Kebiasaan satu lagi dari Uma jika sudah merajuk yaitu menutup mulutnya rapat-rapat. Sangat menggemaskan bagi Annisa dan Ella.

"Nggih mbak nggih. Nanti kita belajar bareng. Tapi nggak pakek ngambek lagi. Kalau masih ngambek, nggak ada yang namanya belajar kelompok lagi." Annisa mencoba untuk membujuk Uma agar menyudahi sesi ngambeknya.

"Yeeesssss" jawab Uma semangat sambil mengepalkan tangannya dan melipat sikunya didorong kebawah.

"Eittssss, tapi belajarnya dirumah kamu ya Ma?" jawab Ella sambil mengeluarkan ekspresi memohonnya agar Uma menyetujui permintaannya itu.

"Oke!!!" jawab Uma tak kalah semangat dari sebelumnya.

Uma memang lebih suka belajar bersama dilaksanakan dirumahnya, karena Uma bisa sekalian menjaga sang ibu yang sedang sakit. Jadi, ibu Uma memiliki sakit gagal ginjal. Uma sendiri memiliki satu adek laki-laki, sedangkan ayahnya sebagai pengusaha property yang lebih sering keluar kota. Menjadi anak nomor satu membuat Uma mandiri dan tidak mau menjadi beban untuk orang lain. Walaupun usia Uma masih sangat muda tetapi Uma sudah terbiasa mengurusi sang ibu dengan dibantu suster dan bibi dirumahnya.

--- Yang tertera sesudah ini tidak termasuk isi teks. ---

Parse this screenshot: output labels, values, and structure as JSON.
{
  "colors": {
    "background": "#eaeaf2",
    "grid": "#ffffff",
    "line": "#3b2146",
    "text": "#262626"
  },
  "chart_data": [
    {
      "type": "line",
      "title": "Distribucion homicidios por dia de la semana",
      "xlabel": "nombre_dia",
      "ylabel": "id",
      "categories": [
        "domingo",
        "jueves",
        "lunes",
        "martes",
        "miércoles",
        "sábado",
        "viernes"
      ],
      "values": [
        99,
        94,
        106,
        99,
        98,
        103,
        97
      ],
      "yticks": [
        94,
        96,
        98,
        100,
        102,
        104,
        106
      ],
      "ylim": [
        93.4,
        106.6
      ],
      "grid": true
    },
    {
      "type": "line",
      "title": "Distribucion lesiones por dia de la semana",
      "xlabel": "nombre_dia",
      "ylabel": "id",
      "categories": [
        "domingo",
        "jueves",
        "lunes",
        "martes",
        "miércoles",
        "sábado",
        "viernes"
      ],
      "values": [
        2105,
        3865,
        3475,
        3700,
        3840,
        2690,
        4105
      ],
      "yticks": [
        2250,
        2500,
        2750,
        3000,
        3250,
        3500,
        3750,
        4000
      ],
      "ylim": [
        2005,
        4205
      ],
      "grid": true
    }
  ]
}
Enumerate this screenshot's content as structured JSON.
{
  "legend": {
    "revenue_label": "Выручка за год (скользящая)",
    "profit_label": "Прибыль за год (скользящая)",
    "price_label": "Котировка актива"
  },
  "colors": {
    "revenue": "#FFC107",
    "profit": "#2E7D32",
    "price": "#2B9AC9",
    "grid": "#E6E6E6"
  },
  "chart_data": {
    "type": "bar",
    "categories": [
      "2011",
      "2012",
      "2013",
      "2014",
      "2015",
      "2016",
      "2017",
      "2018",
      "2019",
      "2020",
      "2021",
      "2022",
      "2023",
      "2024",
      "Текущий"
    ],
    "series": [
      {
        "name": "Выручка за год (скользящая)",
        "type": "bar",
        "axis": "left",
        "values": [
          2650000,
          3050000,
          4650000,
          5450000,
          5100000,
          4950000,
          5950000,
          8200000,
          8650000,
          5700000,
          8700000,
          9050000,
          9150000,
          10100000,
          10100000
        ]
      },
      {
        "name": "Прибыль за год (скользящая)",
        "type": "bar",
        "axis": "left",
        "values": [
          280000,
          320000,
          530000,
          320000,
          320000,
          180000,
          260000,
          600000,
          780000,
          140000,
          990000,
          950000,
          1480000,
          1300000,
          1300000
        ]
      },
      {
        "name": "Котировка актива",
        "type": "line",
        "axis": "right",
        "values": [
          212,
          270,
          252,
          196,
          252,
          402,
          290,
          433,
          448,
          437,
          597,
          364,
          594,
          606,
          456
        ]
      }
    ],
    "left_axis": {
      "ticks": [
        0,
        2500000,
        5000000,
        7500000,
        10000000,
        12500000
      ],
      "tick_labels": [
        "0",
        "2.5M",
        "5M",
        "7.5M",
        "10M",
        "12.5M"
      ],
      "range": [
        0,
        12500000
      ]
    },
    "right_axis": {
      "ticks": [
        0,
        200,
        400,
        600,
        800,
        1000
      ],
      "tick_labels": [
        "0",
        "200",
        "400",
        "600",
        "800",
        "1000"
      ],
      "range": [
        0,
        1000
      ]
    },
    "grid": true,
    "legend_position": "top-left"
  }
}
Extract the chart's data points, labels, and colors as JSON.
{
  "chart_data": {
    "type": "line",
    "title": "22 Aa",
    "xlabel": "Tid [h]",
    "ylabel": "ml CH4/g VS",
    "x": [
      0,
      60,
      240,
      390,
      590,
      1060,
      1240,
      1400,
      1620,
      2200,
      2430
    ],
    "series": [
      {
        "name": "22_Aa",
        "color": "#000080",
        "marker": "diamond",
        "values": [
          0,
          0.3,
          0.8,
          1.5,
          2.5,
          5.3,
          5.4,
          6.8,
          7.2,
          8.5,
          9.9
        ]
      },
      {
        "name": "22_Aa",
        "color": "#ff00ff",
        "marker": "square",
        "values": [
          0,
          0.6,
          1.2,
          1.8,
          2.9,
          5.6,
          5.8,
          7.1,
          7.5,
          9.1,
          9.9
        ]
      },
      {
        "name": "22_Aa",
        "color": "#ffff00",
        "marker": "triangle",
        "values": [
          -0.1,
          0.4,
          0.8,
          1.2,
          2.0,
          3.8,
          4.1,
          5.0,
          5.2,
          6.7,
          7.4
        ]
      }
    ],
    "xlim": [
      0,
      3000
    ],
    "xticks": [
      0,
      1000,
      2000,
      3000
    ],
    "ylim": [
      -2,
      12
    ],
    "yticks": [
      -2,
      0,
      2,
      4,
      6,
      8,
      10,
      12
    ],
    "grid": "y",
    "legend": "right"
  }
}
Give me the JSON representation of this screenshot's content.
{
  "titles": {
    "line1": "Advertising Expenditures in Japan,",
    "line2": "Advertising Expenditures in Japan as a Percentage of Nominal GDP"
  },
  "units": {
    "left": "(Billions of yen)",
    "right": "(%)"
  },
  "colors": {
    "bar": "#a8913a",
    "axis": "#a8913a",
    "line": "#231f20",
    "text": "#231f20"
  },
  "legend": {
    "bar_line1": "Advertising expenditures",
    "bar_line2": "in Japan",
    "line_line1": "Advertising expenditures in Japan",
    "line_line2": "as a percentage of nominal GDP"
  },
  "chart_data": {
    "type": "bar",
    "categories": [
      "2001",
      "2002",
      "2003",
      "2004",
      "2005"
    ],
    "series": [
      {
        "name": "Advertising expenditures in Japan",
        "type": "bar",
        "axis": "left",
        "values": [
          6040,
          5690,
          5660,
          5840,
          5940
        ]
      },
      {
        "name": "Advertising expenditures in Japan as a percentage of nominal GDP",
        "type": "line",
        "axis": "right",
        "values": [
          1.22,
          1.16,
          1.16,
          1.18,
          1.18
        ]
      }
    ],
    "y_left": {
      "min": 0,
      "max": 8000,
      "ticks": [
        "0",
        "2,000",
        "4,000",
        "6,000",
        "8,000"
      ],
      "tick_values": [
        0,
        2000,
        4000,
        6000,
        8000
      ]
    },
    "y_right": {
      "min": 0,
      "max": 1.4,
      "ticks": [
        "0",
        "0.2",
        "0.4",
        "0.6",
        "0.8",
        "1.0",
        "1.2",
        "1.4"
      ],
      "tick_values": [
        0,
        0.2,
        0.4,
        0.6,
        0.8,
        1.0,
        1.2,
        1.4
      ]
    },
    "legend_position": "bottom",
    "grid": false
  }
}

Disisi itulah Annisa dan Ella mengagumi seorang Uma. Walaupun Uma terlihat seperti kekanak-kanakan ketika merajuk, tetapi Uma lah yang paling dewasa dalam menghadapi masalah dalam hidup.

"Nanti ke rumah Uma pakai sopir aku aja." Kalimat ini bukanlah kalimat ajakan tetapi kalimat perintah yang diberikan oleh Ella.

Ella adalah anak terakhir. Dia memiliki dua kakak perempuan. Dulu katanya kelahiran Ella sangat diharapkan sebagai seorang bayi berjenis kelamin laki-laki. Hal ini sedikit banyak membawa dampak untuk dirinya yang memiliki sifat pemberani, dan berjiwa pemimpin. Ella sangat bijaksana dalam mengambil keputusan.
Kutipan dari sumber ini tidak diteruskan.